Last weekend madame and I drove down to San Antonio to visit our good friend Chef David Gilbert (@beyondthekit on twitter) in his new adventure as the Executive Chef at Sustenio - the inspired restaurant at the Eilan resort in the North Western suburbs of San Antonio. And what a treat.
Even with all that magic, that wasn't the only high point! The resort and hotel are themselves fabulous. Great staff, wonderful place. But there's more. As many know, I am an avid baker. I was delighted when I was offered the chance to spend time with the brilliant bread maker Kelly Wiltshire in the pastry kitchen. The catch? Oh he starts at 4am. So at about 04:00 on the Saturday morning, I rocked up to the kitchen to find Kelly and get the training.

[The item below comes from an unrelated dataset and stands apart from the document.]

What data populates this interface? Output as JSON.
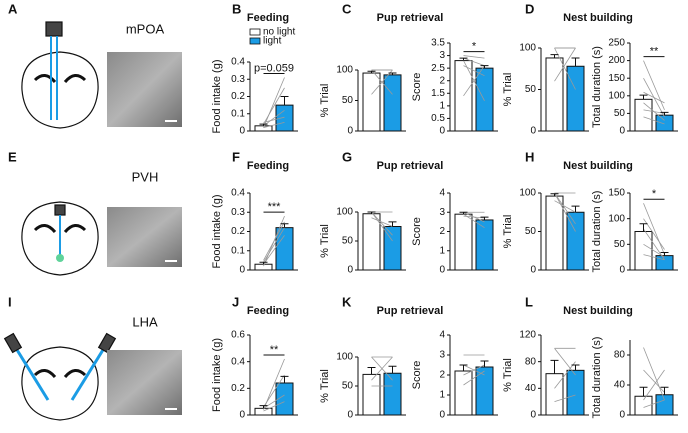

Intense. Fascinating to work with larger batches and the industrial sized Hobart mixers. Fresh yeast too. So what did I learn (but come nowhere near mastering)?

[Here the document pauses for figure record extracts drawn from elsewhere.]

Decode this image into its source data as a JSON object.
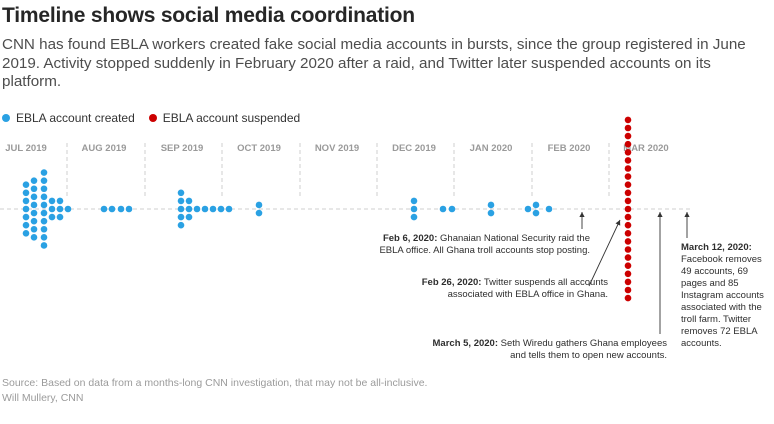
{
  "title": "Timeline shows social media coordination",
  "subtitle": "CNN has found EBLA workers created fake social media accounts in bursts, since the group registered in June 2019. Activity stopped suddenly in February 2020 after a raid, and Twitter later suspended accounts on its platform.",
  "legend": [
    {
      "label": "EBLA account created",
      "color": "#2aa1e3"
    },
    {
      "label": "EBLA account suspended",
      "color": "#cc0000"
    }
  ],
  "chart_data": {
    "type": "timeline-dot",
    "months": [
      "JUL 2019",
      "AUG 2019",
      "SEP 2019",
      "OCT 2019",
      "NOV 2019",
      "DEC 2019",
      "JAN 2020",
      "FEB 2020",
      "MAR 2020"
    ],
    "series": [
      {
        "name": "EBLA account created",
        "color": "#2aa1e3",
        "columns": [
          {
            "date": "Jul 2019 (day 1)",
            "count": 7
          },
          {
            "date": "Jul 2019 (day 2)",
            "count": 8
          },
          {
            "date": "Jul 2019 (day 3)",
            "count": 10
          },
          {
            "date": "Jul 2019 (day 4)",
            "count": 3
          },
          {
            "date": "Jul 2019 (day 5)",
            "count": 3
          },
          {
            "date": "Jul 2019 (day 6)",
            "count": 1
          },
          {
            "date": "Aug 2019 (day 1)",
            "count": 1
          },
          {
            "date": "Aug 2019 (day 2)",
            "count": 1
          },
          {
            "date": "Aug 2019 (day 3)",
            "count": 1
          },
          {
            "date": "Aug 2019 (day 4)",
            "count": 1
          },
          {
            "date": "Sep 2019 (day 1)",
            "count": 5
          },
          {
            "date": "Sep 2019 (day 2)",
            "count": 3
          },
          {
            "date": "Sep 2019 (day 3)",
            "count": 1
          },
          {
            "date": "Sep 2019 (day 4)",
            "count": 1
          },
          {
            "date": "Sep 2019 (day 5)",
            "count": 1
          },
          {
            "date": "Sep 2019 (day 6)",
            "count": 1
          },
          {
            "date": "Sep 2019 (day 7)",
            "count": 1
          },
          {
            "date": "Oct 2019",
            "count": 2
          },
          {
            "date": "Dec 2019 (day 1)",
            "count": 3
          },
          {
            "date": "Dec 2019 (day 2)",
            "count": 1
          },
          {
            "date": "Dec 2019 (day 3)",
            "count": 1
          },
          {
            "date": "Jan 2020",
            "count": 2
          },
          {
            "date": "Jan 2020 (late, day 1)",
            "count": 1
          },
          {
            "date": "Jan 2020 (late, day 2)",
            "count": 2
          },
          {
            "date": "Jan 2020 (late, day 3)",
            "count": 1
          }
        ]
      },
      {
        "name": "EBLA account suspended",
        "color": "#cc0000",
        "columns": [
          {
            "date": "Feb 26, 2020",
            "count": 23
          }
        ]
      }
    ],
    "annotations": [
      {
        "date": "Feb 6, 2020",
        "text": "Ghanaian National Security raid the EBLA office. All Ghana troll accounts stop posting."
      },
      {
        "date": "Feb 26, 2020",
        "text": "Twitter suspends all accounts associated with EBLA office in Ghana."
      },
      {
        "date": "March 5, 2020",
        "text": "Seth Wiredu gathers Ghana employees and tells them to open new accounts."
      },
      {
        "date": "March 12, 2020",
        "text": "Facebook removes 49 accounts, 69 pages and 85 Instagram accounts associated with the troll farm. Twitter removes 72 EBLA accounts."
      }
    ]
  },
  "source": {
    "line1": "Source: Based on data from a months-long CNN investigation, that may not be all-inclusive.",
    "line2": "Will Mullery, CNN"
  }
}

- That I am too nice to my dough.
- That shaping rolls has a rhythm and skill that I have yet to master, but am now on the way.

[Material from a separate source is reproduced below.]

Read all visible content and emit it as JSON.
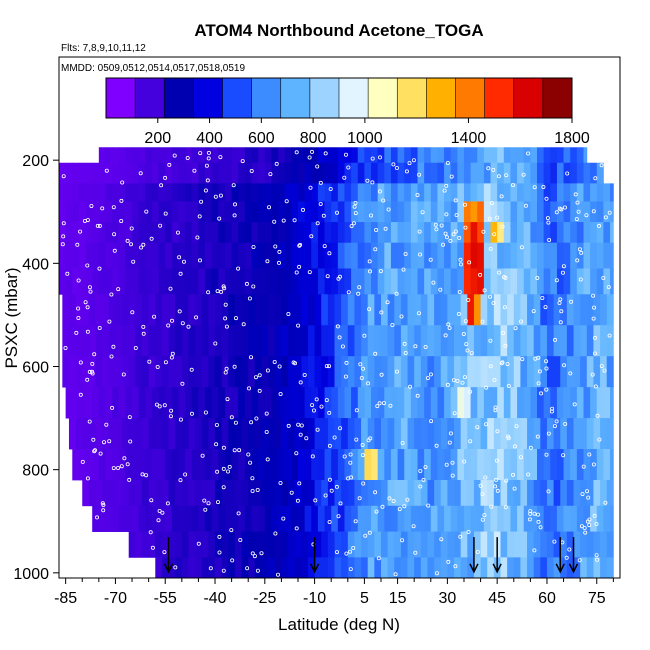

- That doughs are more forgiving than I realized
- The real importance of high gluten flours - and their ability to withstand jostling during transfer from making to baking
- That you can (should) double bake artisinal breads to get extra crust
- That it is even harder work than I expected!
- That there is equipment I can only dream about
Now That's a mixer! |
I also got to watch a Ernest, a pastry chef do some incredibly detailed work - and best of all let me taste some of the results. How do pastry chefs stay thin? beats me!